Printing Airplanes on the Bambu P1S

3D printer with four resin tanks and digital control panel.

As seen in the July 2025 issue of Model Aviation.

I RECENTLY BOUGHT a Bambu Lab P1S printer during the Thanksgiving holiday sale at my local Micro Center. I was hesitant to buy a Bambu printer because I had read that there were some issues with it when it came to 3D-printed airplanes. I had held off buying one since Bambu printers are a bit more expensive than the Sovol printers I have been using. I did not want to invest the money then find out that it would not work well for 3D-printed aircraft.

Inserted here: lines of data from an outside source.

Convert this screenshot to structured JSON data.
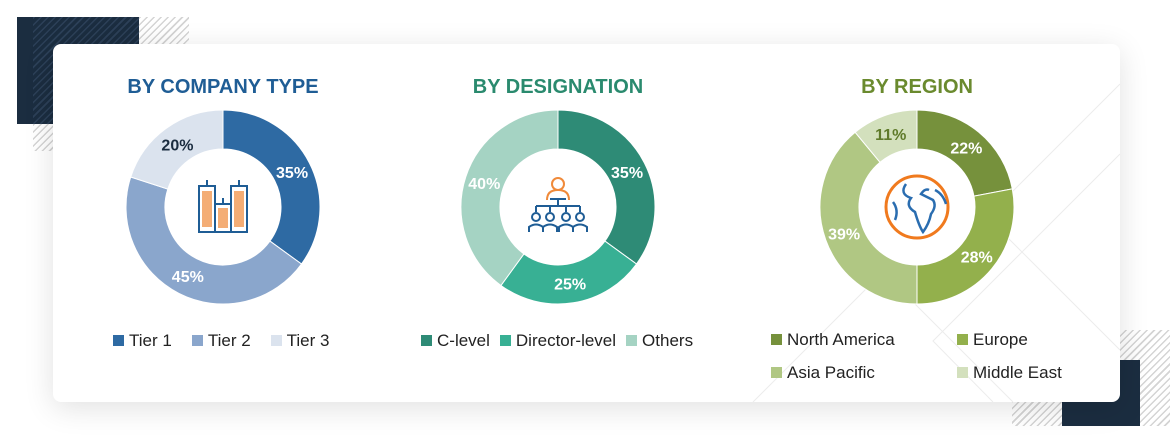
{
  "chart_data": [
    {
      "type": "pie",
      "title": "BY COMPANY TYPE",
      "title_color": "#1f5d95",
      "center_icon": "buildings-icon",
      "categories": [
        "Tier 1",
        "Tier 2",
        "Tier 3"
      ],
      "values": [
        35,
        45,
        20
      ],
      "labels": [
        "35%",
        "45%",
        "20%"
      ],
      "colors": [
        "#2e6aa3",
        "#8aa6cc",
        "#dbe3ee"
      ],
      "label_colors": [
        "#ffffff",
        "#ffffff",
        "#1b2d40"
      ],
      "legend": "bottom"
    },
    {
      "type": "pie",
      "title": "BY DESIGNATION",
      "title_color": "#2a8a6e",
      "center_icon": "org-chart-people-icon",
      "categories": [
        "C-level",
        "Director-level",
        "Others"
      ],
      "values": [
        35,
        25,
        40
      ],
      "labels": [
        "35%",
        "25%",
        "40%"
      ],
      "colors": [
        "#2e8b76",
        "#38b094",
        "#a5d3c3"
      ],
      "label_colors": [
        "#ffffff",
        "#ffffff",
        "#ffffff"
      ],
      "legend": "bottom"
    },
    {
      "type": "pie",
      "title": "BY REGION",
      "title_color": "#6a8a2e",
      "center_icon": "globe-icon",
      "categories": [
        "North America",
        "Europe",
        "Asia Pacific",
        "Middle East"
      ],
      "values": [
        22,
        28,
        39,
        11
      ],
      "labels": [
        "22%",
        "28%",
        "39%",
        "11%"
      ],
      "colors": [
        "#76913c",
        "#93b04c",
        "#b0c783",
        "#d3e0bd"
      ],
      "label_colors": [
        "#ffffff",
        "#ffffff",
        "#ffffff",
        "#5f7a2a"
      ],
      "legend": "bottom"
    }
  ]
}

As time passed by, I started seeing the excellent results people were getting on printed airplanes. Model designers were also providing guidance on any special settings that might be needed for their designs, so I decided it was time to finally buy one.

3D printer with multiple filament spools, control panel on the left. — The author’s Bambu Lab P1S printer is shown with the AMS attachment sitting on top. The attachment allows up to four rolls of filament to be loaded at one time.

I bought the Bambu P1S with the Automatic Material System (AMS). The AMS is an attachment that holds up to four rolls of filament. This allows the automatic switching of materials or colors when printing, or it can allow the automatic starting of a new roll when one roll runs out.

The Bambu printer has several features that my current printers do not. The first is an enclosed heated frame, which is needed for materials such as acrylonitrile styrene acrylate (ASA) or acrylonitrile butadiene styrene (ABS) that have to be printed in an elevated temperature environment. It also prints at much higher speeds, which means that the total printing time for an airplane is reduced.

Other features include automatic bed-leveling before each print, automatic filament loading and head priming, wireless transfer of G-code files, an internal camera to monitor the print status, and notifications sent to your phone when a print is completed.

Two 3D renderings of an orange and gray geometric structure. — The difference between a correct and incorrect slice-gap closing radius setting is quite evident in this example. One is missing all of the internal structures.

Bambu uses its own slicing software called Bambu Studio. At first, I was put off by the thought of having to learn yet another slicer software, but I was pleasantly surprised that the interface was easy to navigate. The company also has an extensive online support page that covers just about anything that I can think of.

The assembly and setup of the printer was quite easy, and it was not long before I had test parts printing. Once I was comfortable with the printer, I decided to try printing a few airplanes out.

The first airplane I chose was the twin 50mm EDF C-17 designed by Troy McMillan. His design uses foaming lightweight polyactic acid (LW-PLA), and the parts are designed to be printed in "spiral vase" mode on a Bambu printer. He posted a few quick videos on his website (listed in "Sources") about the special settings for the Bambu printer. I am going to go over these adjustments because they are not obvious changes but have a significant impact on the final result.

The two critical things that need to be changed are the slicing gap closing radius and the resolution—both need to be set to zero. Because many designers use surfaces for modeling, not having these values set correctly can result in missing internal geometry. In addition, I have highlighted some other settings that you need to verify are set correctly, such as the order of walls, which can have an effect on whether you see internal structure embossed on the outside surface of a part.

For printing foaming LW-PLA, I suggest creating a special filament profile to make it easy to select when slicing a part. Set the nozzle temperature to 265°C, the bed plate to 60°C, and set the flow ratio to 0.60. Under the Cooling settings, set the auxiliary part cooling fan to zero. These settings will give excellent results with 3DLabprint Polylight foaming LW-PLA. On my other printers, I usually use a temperature of 240°C, but the P1S likes this higher value. For print speed, I kept the values at 50mm per second because of the foaming action of the filament. For regular PLA parts, the default speed of 200mm to 300mm per second can be used to greatly reduce print time.

After the C-17, I printed the Eclipson Spark Pylon Racing model in PLA and the results were outstanding. They were the best-looking 3D-printed airplane parts that I have printed to date.

So, what are my final thoughts on the Bambu P1S for 3D printing? I think it is a "must-have" for those who enjoy 3D-printed airplanes as a hobby. The faster printing speed and easy ability to print difficult filaments such as ABS or ASA are just a start. I find the overall printed parts quality that I am getting is much better.

If you are looking to try one or two printed airplanes, the cost is a bit high just to test the waters of 3D-printing them, but if you have printed a few and like this aspect of the RC hobby, it is a worthwhile upgrade.